By Chris Emma–
CHICAGO (670 The Score) — Amid the dramatic overhaul of the White Sox organization, general manager Rick Hahn has maintained a measured tone.
With fans eager for what’s to come from the future White Sox, Hahn continuously reminded the time necessary to rebuild right. He refuses to get too high on what these prized prospects can become — even for all the videos of 100-mile-per-hour fastballs and light-tower power.
Hahn speaks the same way to those young prospects rising through the farm system. When right-hander Michael Kopech arrived in the organization in December 2016, Hahn kept the goals simple for 2017.
“Go out there and take the ball every fifth day and compete at an advanced placement for a 20-year-old,” Hahn said of Kopech. “That’s a great year.
“Not only did he take the ball every fifth day, but he pitched so damn well — seemingly getting stronger as the year went on — that he wound up promoted to Triple-A for the last five starts. The good ones have a way of creating pleasant problems for you.”
Kopech is now 21 and seemingly on a fast track to the big leagues. Traded to the White Sox in the Chris Sale swap, Kopech has exceeded expectations along the way.
Last season marked Kopech’s first full year as a starter, and he went 8-7 with a 2.87 ERA in 22 starts with Double-A Birmingham, ultimately earning a promotion to Triple-A Charlotte late in the season. There, he went 1-1 with a 3.00 in three starts with the Knights.
Kopech is expected to open the 2018 campaign back in Charlotte, but his goal for this season rests in Chicago.
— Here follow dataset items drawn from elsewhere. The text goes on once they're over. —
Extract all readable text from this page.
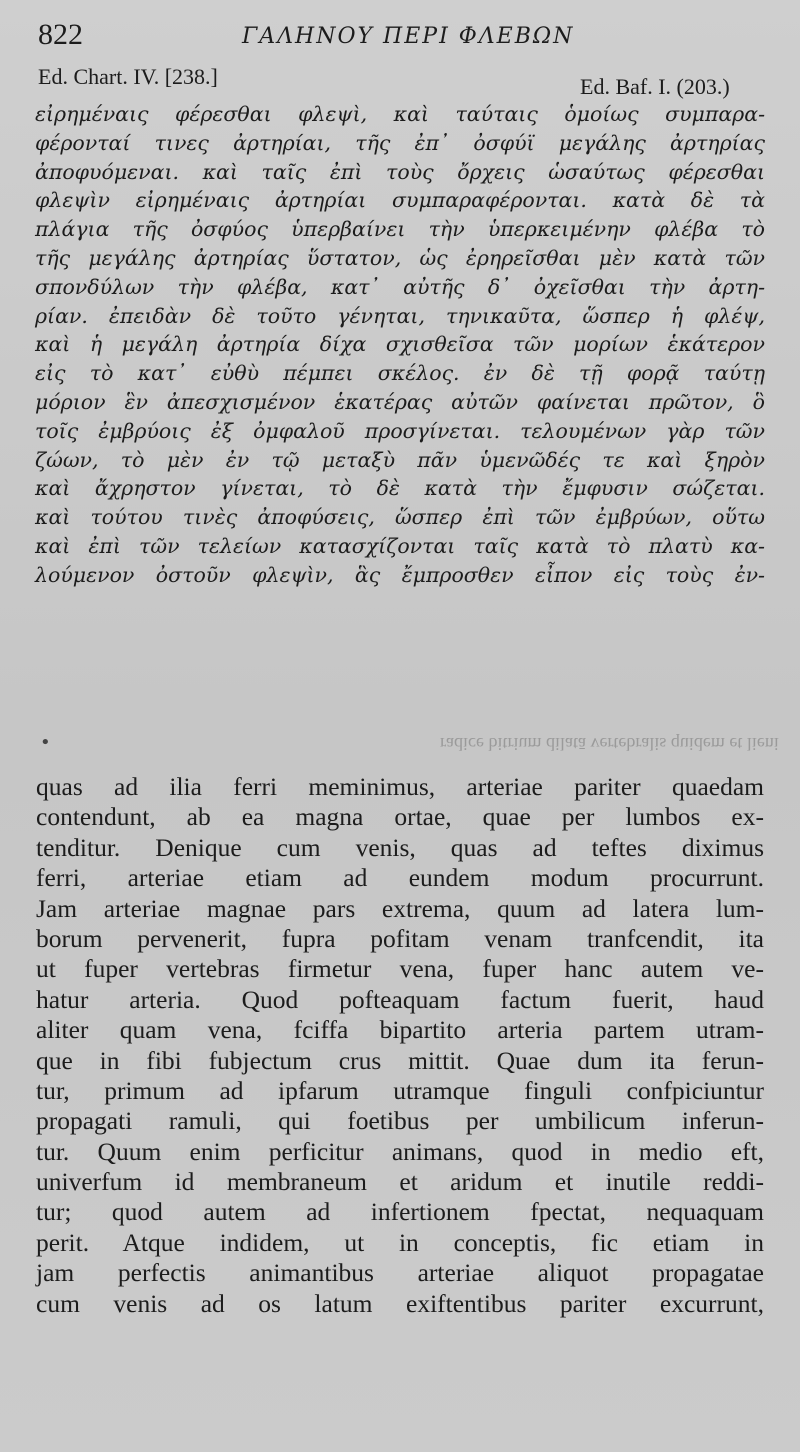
822	ΓΑΛΗΝΟΥ ΠΕΡΙ ΦΛΕΒΩΝ
Ed. Chart. IV. [238.]	Ed. Baf. I. (203.)
εἰρημέναις φέρεσθαι φλεψὶ, καὶ ταύταις ὁμοίως συμπαρα-
φέρονταί τινες ἀρτηρίαι, τῆς ἐπ᾽ ὀσφύϊ μεγάλης ἀρτηρίας
ἀποφυόμεναι. καὶ ταῖς ἐπὶ τοὺς ὄρχεις ὡσαύτως φέρεσθαι
φλεψὶν εἰρημέναις ἀρτηρίαι συμπαραφέρονται. κατὰ δὲ τὰ
πλάγια τῆς ὀσφύος ὑπερβαίνει τὴν ὑπερκειμένην φλέβα τὸ
τῆς μεγάλης ἀρτηρίας ὕστατον, ὡς ἐρηρεῖσθαι μὲν κατὰ τῶν
σπονδύλων τὴν φλέβα, κατ᾽ αὐτῆς δ᾽ ὀχεῖσθαι τὴν ἀρτη-
ρίαν. ἐπειδὰν δὲ τοῦτο γένηται, τηνικαῦτα, ὥσπερ ἡ φλέψ,
καὶ ἡ μεγάλη ἀρτηρία δίχα σχισθεῖσα τῶν μορίων ἑκάτερον
εἰς τὸ κατ᾽ εὐθὺ πέμπει σκέλος. ἐν δὲ τῇ φορᾷ ταύτῃ
μόριον ἓν ἀπεσχισμένον ἑκατέρας αὐτῶν φαίνεται πρῶτον, ὃ
τοῖς ἐμβρύοις ἐξ ὀμφαλοῦ προσγίνεται. τελουμένων γὰρ τῶν
ζώων, τὸ μὲν ἐν τῷ μεταξὺ πᾶν ὑμενῶδές τε καὶ ξηρὸν
καὶ ἄχρηστον γίνεται, τὸ δὲ κατὰ τὴν ἔμφυσιν σώζεται.
καὶ τούτου τινὲς ἀποφύσεις, ὥσπερ ἐπὶ τῶν ἐμβρύων, οὕτω
καὶ ἐπὶ τῶν τελείων κατασχίζονται ταῖς κατὰ τὸ πλατὺ κα-
λούμενον ὀστοῦν φλεψὶν, ἃς ἔμπροσθεν εἶπον εἰς τοὺς ἐν-
•	radice bitrium dilatā vertebralis quidem et lieni
quas ad ilia ferri meminimus, arteriae pariter quaedam
contendunt, ab ea magna ortae, quae per lumbos ex-
tenditur. Denique cum venis, quas ad teftes diximus
ferri, arteriae etiam ad eundem modum procurrunt.
Jam arteriae magnae pars extrema, quum ad latera lum-
borum pervenerit, fupra pofitam venam tranfcendit, ita
ut fuper vertebras firmetur vena, fuper hanc autem ve-
hatur arteria. Quod pofteaquam factum fuerit, haud
aliter quam vena, fciffa bipartito arteria partem utram-
que in fibi fubjectum crus mittit. Quae dum ita ferun-
tur, primum ad ipfarum utramque finguli confpiciuntur
propagati ramuli, qui foetibus per umbilicum inferun-
tur. Quum enim perficitur animans, quod in medio eft,
univerfum id membraneum et aridum et inutile reddi-
tur; quod autem ad infertionem fpectat, nequaquam
perit. Atque indidem, ut in conceptis, fic etiam in
jam perfectis animantibus arteriae aliquot propagatae
cum venis ad os latum exiftentibus pariter excurrunt,
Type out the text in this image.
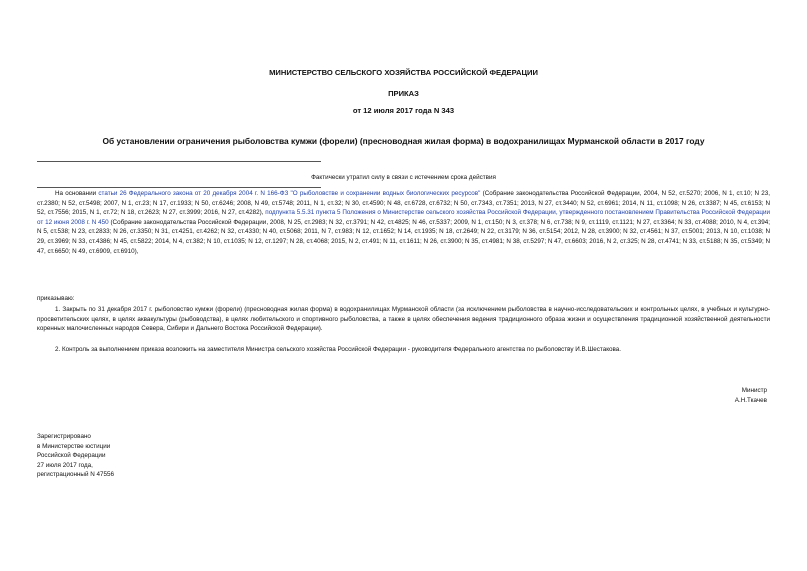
МИНИСТЕРСТВО СЕЛЬСКОГО ХОЗЯЙСТВА РОССИЙСКОЙ ФЕДЕРАЦИИ
ПРИКАЗ
от 12 июля 2017 года N 343
Об установлении ограничения рыболовства кумжи (форели) (пресноводная жилая форма) в водохранилищах Мурманской области в 2017 году
Фактически утратил силу в связи с истечением срока действия
На основании статьи 26 Федерального закона от 20 декабря 2004 г. N 166-ФЗ "О рыболовстве и сохранении водных биологических ресурсов" (Собрание законодательства Российской Федерации, 2004, N 52, ст.5270; 2006, N 1, ст.10; N 23, ст.2380; N 52, ст.5498; 2007, N 1, ст.23; N 17, ст.1933; N 50, ст.6246; 2008, N 49, ст.5748; 2011, N 1, ст.32; N 30, ст.4590; N 48, ст.6728, ст.6732; N 50, ст.7343, ст.7351; 2013, N 27, ст.3440; N 52, ст.6961; 2014, N 11, ст.1098; N 26, ст.3387; N 45, ст.6153; N 52, ст.7556; 2015, N 1, ст.72; N 18, ст.2623; N 27, ст.3999; 2016, N 27, ст.4282), подпункта 5.5.31 пункта 5 Положения о Министерстве сельского хозяйства Российской Федерации, утвержденного постановлением Правительства Российской Федерации от 12 июня 2008 г. N 450 (Собрание законодательства Российской Федерации, 2008, N 25, ст.2983; N 32, ст.3791; N 42, ст.4825; N 46, ст.5337; 2009, N 1, ст.150; N 3, ст.378; N 6, ст.738; N 9, ст.1119, ст.1121; N 27, ст.3364; N 33, ст.4088; 2010, N 4, ст.394; N 5, ст.538; N 23, ст.2833; N 26, ст.3350; N 31, ст.4251, ст.4262; N 32, ст.4330; N 40, ст.5068; 2011, N 7, ст.983; N 12, ст.1652; N 14, ст.1935; N 18, ст.2649; N 22, ст.3179; N 36, ст.5154; 2012, N 28, ст.3900; N 32, ст.4561; N 37, ст.5001; 2013, N 10, ст.1038; N 29, ст.3969; N 33, ст.4386; N 45, ст.5822; 2014, N 4, ст.382; N 10, ст.1035; N 12, ст.1297; N 28, ст.4068; 2015, N 2, ст.491; N 11, ст.1611; N 26, ст.3900; N 35, ст.4981; N 38, ст.5297; N 47, ст.6603; 2016, N 2, ст.325; N 28, ст.4741; N 33, ст.5188; N 35, ст.5349; N 47, ст.6650; N 49, ст.6909, ст.6910),
приказываю:
1. Закрыть по 31 декабря 2017 г. рыболовство кумжи (форели) (пресноводная жилая форма) в водохранилищах Мурманской области (за исключением рыболовства в научно-исследовательских и контрольных целях, в учебных и культурно-просветительских целях, в целях аквакультуры (рыбоводства), в целях любительского и спортивного рыболовства, а также в целях обеспечения ведения традиционного образа жизни и осуществления традиционной хозяйственной деятельности коренных малочисленных народов Севера, Сибири и Дальнего Востока Российской Федерации).
2. Контроль за выполнением приказа возложить на заместителя Министра сельского хозяйства Российской Федерации - руководителя Федерального агентства по рыболовству И.В.Шестакова.
Министр
А.Н.Ткачев
Зарегистрировано
в Министерстве юстиции
Российской Федерации
27 июля 2017 года,
регистрационный N 47556
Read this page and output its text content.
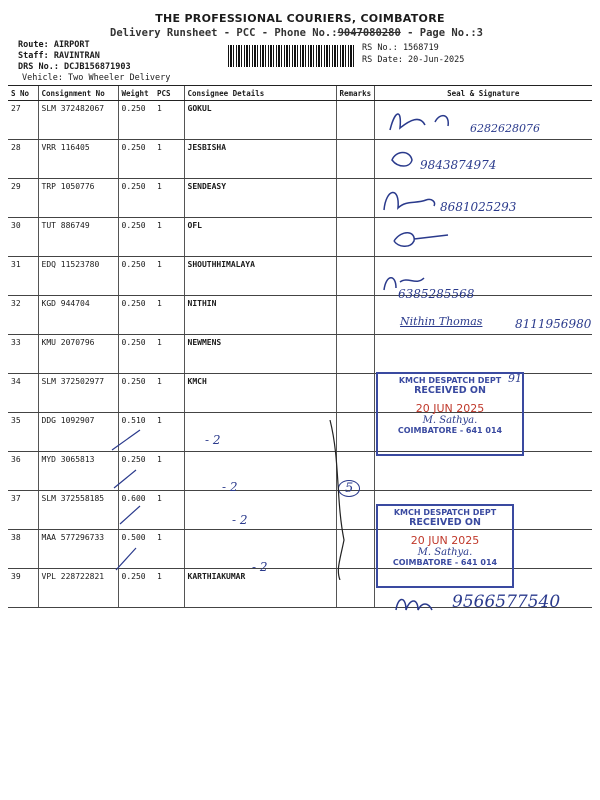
THE PROFESSIONAL COURIERS, COIMBATORE
Delivery Runsheet - PCC - Phone No.:9047080280 - Page No.:3
Route: AIRPORT
Staff: RAVINTRAN
DRS No.: DCJB156871903
Vehicle: Two Wheeler Delivery
RS No.: 1568719
RS Date: 20-Jun-2025
S No	Consignment No	Weight	PCS	Consignee Details	Remarks	Seal & Signature
27	SLM 372482067	0.250	1	GOKUL		
28	VRR 116405	0.250	1	JESBISHA		
29	TRP 1050776	0.250	1	SENDEASY		
30	TUT 886749	0.250	1	OFL		
31	EDQ 11523780	0.250	1	SHOUTHHIMALAYA		
32	KGD 944704	0.250	1	NITHIN		
33	KMU 2070796	0.250	1	NEWMENS		
34	SLM 372502977	0.250	1	KMCH		
35	DDG 1092907	0.510	1			
36	MYD 3065813	0.250	1			
37	SLM 372558185	0.600	1			
38	MAA 577296733	0.500	1			
39	VPL 228722821	0.250	1	KARTHIAKUMAR		
6282628076
9843874974
8681025293
6385285568
Nithin Thomas	8111956980
91
- 2
- 2
- 2
- 2
5
9566577540
KMCH DESPATCH DEPT
RECEIVED ON
20 JUN 2025
M. Sathya.
COIMBATORE - 641 014
KMCH DESPATCH DEPT
RECEIVED ON
20 JUN 2025
M. Sathya.
COIMBATORE - 641 014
“I mean, obviously, I would like to be in the big leagues,” Kopech said. “But that’s just one goal. I want to help the team win, whatever way I can. And if helping the team win is me being in Triple-A all year, then I’ll do that. My priority is the White Sox winning ballgames.
“I’m going to have to take it one day at a time. I can’t be looking at the next level. I probably got carried away with it last year.”
Kopech and 21-year-old outfielder Eloy Jimenez top the White Sox’s list of prospects and represent what could come next for the rebuilding ballclub. Their arrival on the South Side would further rejuvenate the fan base while adding hopes for an accelerated path to contention in the AL Central.
Of course, this is a process of patience as Hahn is quick to remind. The White Sox will do what’s best for their prospects’ growth.
“It’s a perfectly rational and positive developmental track if Michael spends all of next year in Triple-A and pitches well and Eloy spends all of next year in Double-A at age 21 and performs well,” Hahn said. “That’s fine. That’s a path still to being a dominant big league ball player.
“The good ones have kind of a way of forcing your hand and changing the timeline on you. Those are pleasant problems to have.”
The 2017 season wasn’t entirely smooth for Kopech. On July 4, he was roughed up for four earned runs in 3 1/3 innings, which moved him to 4-6 with a 4.02 ERA. Kopech was struggling then to get ahead of hitters, and his overpowering stuff was lacking.
Kopech made the necessary adjustments by locating his high-90s fastball better and getting first-pitch strikes to put hitters in a hole. From there, Kopech went 3-1 with a 0.66 ERA in five starts with Birmingham, striking out 54 batters over 41 innings. He was promoted from there to Triple-A.
“Ultimately, that made me more confident as a pitcher and got me rolling on the right track,” Kopech said.
Kopech worked five innings apiece over three starts in Charlotte. Given the little experience at the Triple-A level, it’s likely that Kopech works much of the 2018 season with the Knights to fine-tune his game for the majors.
Once again, the goal from Hahn and the White Sox will be simple and straightforward — take the ball every fifth day and continue to grow a comfort on the mound.
If Kopech does that, his fast track will take him to Chicago soon enough.